Regarded as Kang’s best work, the short novel, which was originally three long chapters published separately, follows a woman’s transformation into a vegetarian.


This may not seem radical, but as I discovered shortly before reading and certainly as I read, vegetarianism is rare in Korea, according to the Korean Vegetarian Union.

It is rare enough that Yeong-Hye, the woman in transformation, is quickly outcast by her husband and soon rejected, even by her parents and brother.

Yeong-Hye stops eating meat after a bloody dream that causes her to feel guilt about all the animals she has killed for consumption.

It gets even stranger as Yeong-Hye also becomes determined to become a plant.

As part of her descent into madness, she strips in public to “sun” herself like a plant, envisions plants growing out of her crotch and does headstands for hours so her roots (head) can be buried in the ground.

A curious twist to this story is that almost none of it is narrated through Yeong-Hye’s point of view.

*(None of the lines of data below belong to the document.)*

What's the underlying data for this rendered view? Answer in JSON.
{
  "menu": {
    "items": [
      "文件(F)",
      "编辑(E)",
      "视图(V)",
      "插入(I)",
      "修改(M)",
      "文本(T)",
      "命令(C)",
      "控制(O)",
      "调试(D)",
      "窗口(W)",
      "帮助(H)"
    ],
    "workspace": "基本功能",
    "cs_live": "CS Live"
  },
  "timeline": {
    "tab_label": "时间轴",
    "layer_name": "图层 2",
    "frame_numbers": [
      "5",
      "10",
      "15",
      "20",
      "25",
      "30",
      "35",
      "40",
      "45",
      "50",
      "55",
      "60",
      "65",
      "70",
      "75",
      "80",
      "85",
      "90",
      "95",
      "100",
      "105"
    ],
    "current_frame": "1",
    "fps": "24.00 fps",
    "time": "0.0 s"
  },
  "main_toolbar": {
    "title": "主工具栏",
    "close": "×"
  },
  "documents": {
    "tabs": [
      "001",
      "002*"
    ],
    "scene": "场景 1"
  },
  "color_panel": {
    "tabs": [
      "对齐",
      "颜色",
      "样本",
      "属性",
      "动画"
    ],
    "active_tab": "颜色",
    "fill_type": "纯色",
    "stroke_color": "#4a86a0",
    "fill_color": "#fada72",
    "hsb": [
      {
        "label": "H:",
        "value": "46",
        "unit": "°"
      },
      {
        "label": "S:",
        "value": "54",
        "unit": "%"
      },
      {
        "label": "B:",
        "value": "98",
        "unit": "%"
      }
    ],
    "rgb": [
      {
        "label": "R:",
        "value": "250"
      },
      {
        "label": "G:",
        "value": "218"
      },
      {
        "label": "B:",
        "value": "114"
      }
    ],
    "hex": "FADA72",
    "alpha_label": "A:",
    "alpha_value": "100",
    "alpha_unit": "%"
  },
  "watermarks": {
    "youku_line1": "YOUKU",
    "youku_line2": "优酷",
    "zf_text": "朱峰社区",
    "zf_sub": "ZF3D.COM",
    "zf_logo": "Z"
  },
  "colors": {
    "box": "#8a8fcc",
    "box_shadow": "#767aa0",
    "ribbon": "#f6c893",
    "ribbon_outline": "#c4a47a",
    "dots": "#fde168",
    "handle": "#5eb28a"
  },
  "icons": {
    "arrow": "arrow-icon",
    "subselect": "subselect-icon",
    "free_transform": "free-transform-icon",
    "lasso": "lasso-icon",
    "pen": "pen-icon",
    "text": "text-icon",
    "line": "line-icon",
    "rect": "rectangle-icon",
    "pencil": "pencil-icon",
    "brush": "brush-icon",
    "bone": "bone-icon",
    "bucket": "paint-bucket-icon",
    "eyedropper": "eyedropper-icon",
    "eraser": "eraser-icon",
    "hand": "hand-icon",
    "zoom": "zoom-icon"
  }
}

There is short dream-like sequence where we hear her thoughts, but the first chapter is from the perspective of her husband, the second her brother-in-law and the third her older sister.

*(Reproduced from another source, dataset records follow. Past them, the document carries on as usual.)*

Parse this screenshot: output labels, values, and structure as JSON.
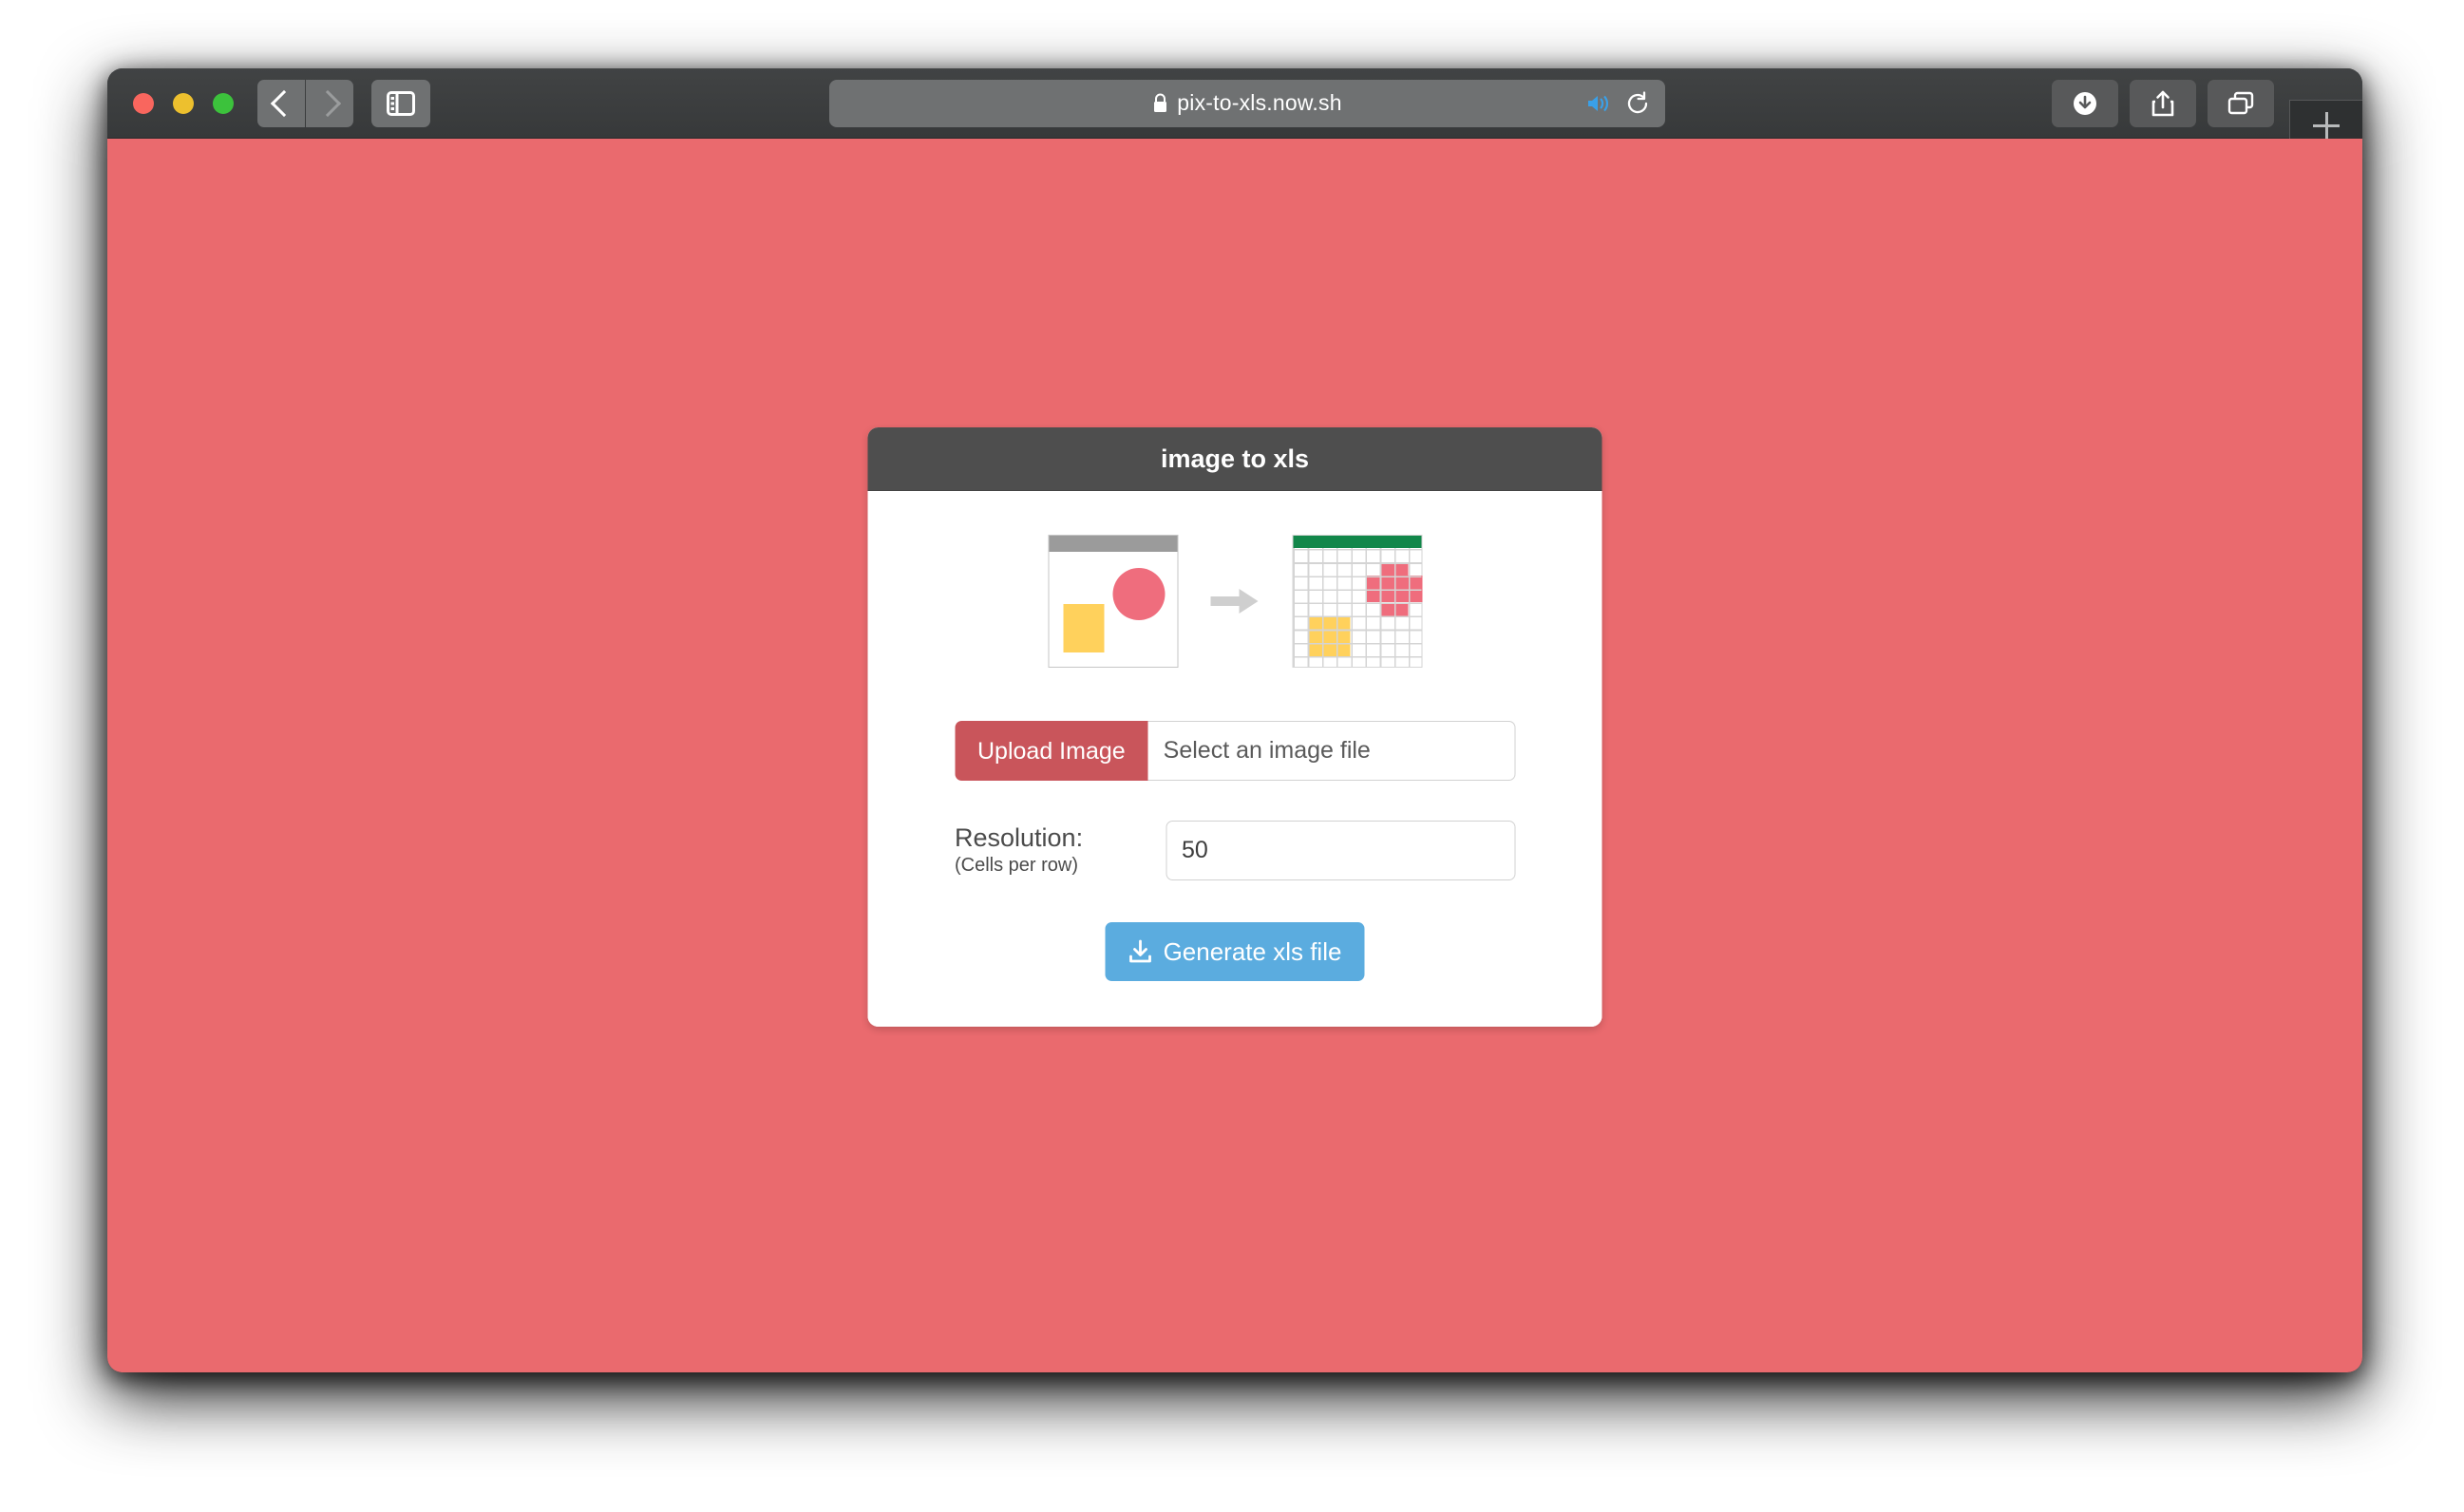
{
  "browser": {
    "url": "pix-to-xls.now.sh",
    "lock_icon": "lock-icon",
    "audio_icon": "speaker-icon",
    "reload_icon": "reload-icon",
    "back_icon": "chevron-left-icon",
    "forward_icon": "chevron-right-icon",
    "sidebar_icon": "sidebar-toggle-icon",
    "downloads_icon": "downloads-icon",
    "share_icon": "share-icon",
    "tabs_icon": "tab-overview-icon",
    "new_tab_icon": "plus-icon",
    "traffic_lights": [
      "close-button",
      "minimize-button",
      "zoom-button"
    ]
  },
  "page": {
    "background_color": "#ea6a6e",
    "card": {
      "title": "image to xls",
      "header_color": "#4e4e4e",
      "illustration": {
        "source_label": "source-image-preview",
        "arrow_label": "conversion-arrow",
        "result_label": "spreadsheet-grid-preview",
        "shape_pink": "#ef6d7d",
        "shape_yellow": "#ffd15c",
        "grid_header_color": "#12874a",
        "grid_columns": 9,
        "grid_rows": 10,
        "pink_cells": [
          [
            2,
            6
          ],
          [
            2,
            7
          ],
          [
            3,
            5
          ],
          [
            3,
            6
          ],
          [
            3,
            7
          ],
          [
            3,
            8
          ],
          [
            4,
            5
          ],
          [
            4,
            6
          ],
          [
            4,
            7
          ],
          [
            4,
            8
          ],
          [
            5,
            6
          ],
          [
            5,
            7
          ]
        ],
        "yellow_cells": [
          [
            6,
            1
          ],
          [
            6,
            2
          ],
          [
            6,
            3
          ],
          [
            7,
            1
          ],
          [
            7,
            2
          ],
          [
            7,
            3
          ],
          [
            8,
            1
          ],
          [
            8,
            2
          ],
          [
            8,
            3
          ]
        ]
      },
      "upload": {
        "button_label": "Upload Image",
        "button_color": "#c9555b",
        "file_name_value": "Select an image file"
      },
      "resolution": {
        "label": "Resolution:",
        "sublabel": "(Cells per row)",
        "value": "50"
      },
      "generate": {
        "label": "Generate xls file",
        "button_color": "#5bacdf",
        "icon": "download-icon"
      }
    }
  }
}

Her husband, who is easily one of the most unlikable, despicable and misogynistic characters I have ever read about, shifts from feeling indifferent about this wife to being downright sadistic after she converts to vegetarianism.

Yeong-Hye’s brother-in-law, who is married to her older sister, develops an unhealthy obsession with a Mongolian Mark (a sort of birthmark) on Yeong-Hye’s buttock, which culminates in a sexual affair discovered by In-Hye, the older sister.

The last chapter takes place a few years later after Yeong-Hye has been placed in a psychiatric facility with her sister being the last person with any remaining hope in her sanity.

Unfortunately, the hope is futile as Yeong-Hye is in her final stages of her conversion into a plant and has refused to eat any food, wanting to survive off the sun alone.

“The Vegetarian” was a quick read, but it packed a huge punch.

While none of the characters were particularly likeable, a typical turn off for me, Kang presented them in such a way where you couldn’t attempt to identify with them — you could only just observe their actions.

This made the more unpalatable scenes in the novel easier to swallow.

While the “The Vegetarian” certainly never had a dull moment, it was often so strange I had to put it down and switch to another story.

Nonetheless, the premise of a woman trying to turn into a plant is interesting, and I would recommend the novel as an insight into vegetarianism in Korean culture, albeit an extreme one.